Barend Venter said...

What about existential quantification in glasgow haskell? For example, with the data type:

data Bar = One | forall s. (Foo s) => Two s

If you try to pattern match over Bar, and expose a Two, the implementation type of the value of Two is still hidden; all you know is that it is a member of the Foo class.

Does this preserve the level of abstraction you want?

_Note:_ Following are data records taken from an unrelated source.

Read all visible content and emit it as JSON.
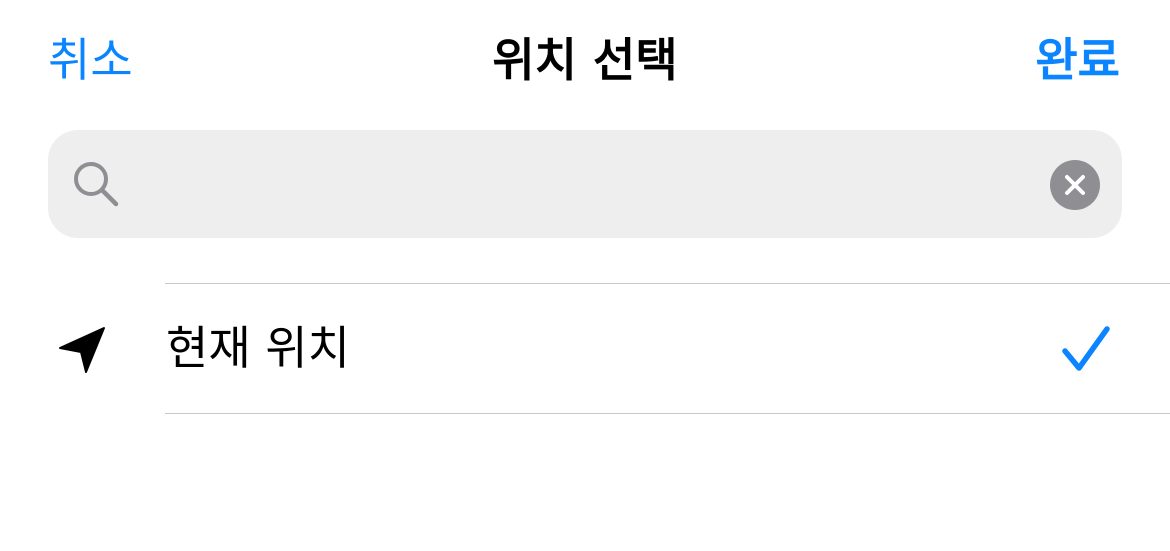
{
  "nav": {
    "cancel_label": "취소",
    "title": "위치 선택",
    "done_label": "완료"
  },
  "search": {
    "value": "",
    "placeholder": "",
    "icon": "magnifier-icon",
    "clear_icon": "clear-circle-x-icon"
  },
  "list": {
    "items": [
      {
        "label": "현재 위치",
        "icon": "location-arrow-icon",
        "selected": true,
        "accessory_icon": "checkmark-icon"
      }
    ]
  },
  "colors": {
    "accent": "#0a84ff",
    "search_background": "#eeeeef",
    "icon_gray": "#8e8e93",
    "separator": "#c8c8cc"
  }
}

(First version had a typo).

Gilad Bracha said...


a. Existentials aren't part of standard Haskell AFIK.
b. Consequently, I am not sure that I know enough details to give a definitive answer. But
c. That won't stop me from trying.

There are two issues here - data abstraction and abstracting over patterns themselves. I don't see how the existentials do much for the latter. For the former, this is certainly helpful. However, type classes and interfaces are not really interchangeable (see William Cook's soon-to-be-classic essay in OOPSLA 2010). Each has its own strengths and weaknesses. If I have to take one to a desert island, it would be interfaces.

Sandro Magi said...

In fact, these languages rely heavily on dynamic typechecking in the guise of pattern matching.

Pattern matching on sum types is to type checking as method dispatch is to pattern matching on sum types: each can encode the other because they share similar structure, but they are not "the same".

Pattern matching on sum types matches on values, not types, and thus closer to if-statements than it is to type checking.